The task scheduling — automatically pulling tasks from Todoist or Asana and blocking time — is Reclaim’s headline feature. It works well if all your tasks live in one tool. My tasks were split between Notion and a notebook (yes, a physical notebook, I know), so the integration didn’t work smoothly for my setup. If you’re fully digital with your task management, Reclaim probably delivers more value than what I experienced.
Pro plan at $10/month. The free tier includes basic scheduling. I’d pay for it just for the habit feature if I wasn’t already paying for Morgen. For people who want both habits and task scheduling in one tool, Reclaim is a solid pick. Obviously.
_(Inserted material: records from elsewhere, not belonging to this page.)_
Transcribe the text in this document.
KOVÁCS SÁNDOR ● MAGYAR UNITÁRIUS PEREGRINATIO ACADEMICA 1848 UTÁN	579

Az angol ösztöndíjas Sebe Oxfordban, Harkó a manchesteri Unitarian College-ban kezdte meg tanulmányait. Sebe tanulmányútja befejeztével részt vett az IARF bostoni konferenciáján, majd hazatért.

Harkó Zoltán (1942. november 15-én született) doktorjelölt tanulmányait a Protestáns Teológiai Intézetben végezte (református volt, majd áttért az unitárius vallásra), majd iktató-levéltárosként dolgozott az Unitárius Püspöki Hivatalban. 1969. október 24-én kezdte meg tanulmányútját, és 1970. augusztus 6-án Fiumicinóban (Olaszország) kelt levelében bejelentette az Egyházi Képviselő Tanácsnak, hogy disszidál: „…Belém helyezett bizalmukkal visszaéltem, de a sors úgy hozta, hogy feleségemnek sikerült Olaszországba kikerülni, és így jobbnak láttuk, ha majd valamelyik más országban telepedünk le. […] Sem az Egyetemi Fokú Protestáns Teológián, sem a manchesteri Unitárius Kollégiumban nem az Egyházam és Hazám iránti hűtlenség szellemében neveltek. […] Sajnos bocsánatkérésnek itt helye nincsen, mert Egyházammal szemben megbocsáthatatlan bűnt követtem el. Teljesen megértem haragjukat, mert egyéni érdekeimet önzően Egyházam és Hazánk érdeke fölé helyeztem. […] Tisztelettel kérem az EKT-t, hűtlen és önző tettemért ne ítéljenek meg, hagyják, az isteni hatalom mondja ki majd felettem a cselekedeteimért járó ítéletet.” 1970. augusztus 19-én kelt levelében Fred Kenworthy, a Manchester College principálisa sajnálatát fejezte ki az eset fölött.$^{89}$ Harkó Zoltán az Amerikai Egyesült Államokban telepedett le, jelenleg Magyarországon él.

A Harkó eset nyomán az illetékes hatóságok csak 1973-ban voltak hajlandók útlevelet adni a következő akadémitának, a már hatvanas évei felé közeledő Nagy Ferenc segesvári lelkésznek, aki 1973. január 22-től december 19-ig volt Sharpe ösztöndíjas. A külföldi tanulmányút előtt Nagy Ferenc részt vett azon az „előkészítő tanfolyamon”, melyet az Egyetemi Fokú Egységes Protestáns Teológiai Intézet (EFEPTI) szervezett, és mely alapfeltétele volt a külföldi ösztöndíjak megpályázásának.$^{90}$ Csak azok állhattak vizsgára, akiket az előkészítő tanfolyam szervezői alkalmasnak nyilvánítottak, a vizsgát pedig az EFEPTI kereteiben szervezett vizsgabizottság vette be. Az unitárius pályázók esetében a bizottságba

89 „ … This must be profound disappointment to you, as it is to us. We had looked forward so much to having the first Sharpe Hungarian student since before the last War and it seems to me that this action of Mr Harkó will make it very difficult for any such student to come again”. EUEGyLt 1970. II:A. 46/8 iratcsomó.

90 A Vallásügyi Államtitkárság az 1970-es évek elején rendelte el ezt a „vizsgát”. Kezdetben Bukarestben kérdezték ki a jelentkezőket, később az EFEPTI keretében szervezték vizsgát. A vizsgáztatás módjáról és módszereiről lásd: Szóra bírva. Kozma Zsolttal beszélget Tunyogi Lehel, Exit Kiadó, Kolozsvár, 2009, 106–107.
Trevor AI: I gave up after four days
I don’t have a lot to say about Trevor because I stopped using it. The concept is fine in theory — tasks on one side, calendar on the other, you drag tasks into time slots. The AI suggests placement, and you accept or adjust. Clean idea.
But the interface felt slow. Noticeably slower than the others. Particularly when you’re in a hurry. Every drag-and-drop had a slight delay. On busy days with lots of changes — which was every day during my test — the constant manual dragging got tedious. I timed it on Thursday: 12 minutes just rearranging blocks. That’s 12 minutes I could’ve spent actually working. The app is $5/month, technically the cheapest option here, but cheap doesn’t matter if you stop using it after four days.
Maybe Trevor works better for people with more predictable schedules. If your days are mostly the same and you just need an occasional adjustment, the drag-and-drop approach is fine. My days aren’t like that. At all.
What I’m actually using now
Morgen. I switched to Morgen on day 11 of my test and haven’t looked back. The calendar consolidation is the feature I didn’t know I needed — having Google Calendar and Notion tasks in one view without switching tabs saves me probably 20 minutes of context-switching per day. The AI scheduling handles 80% of what Motion does at half the price.
If your days are chaotic and you have budget, try Motion. Especially if your schedule changes daily. However, if budget is a concern, start with Morgen. The auto-reshuffling is genuinely the best in the category. If you want a deliberate daily ritual and don’t mind manual adjustments: Sunsama. If you want habits protected without thinking: Reclaim. Especially the habit feature, which is genuinely useful. But for most people who just want a smarter calendar that doesn’t cost a fortune — Morgen is the one I’d recommend starting with. Free tier, good AI, works everywhere. Simply put, no reason not to try it.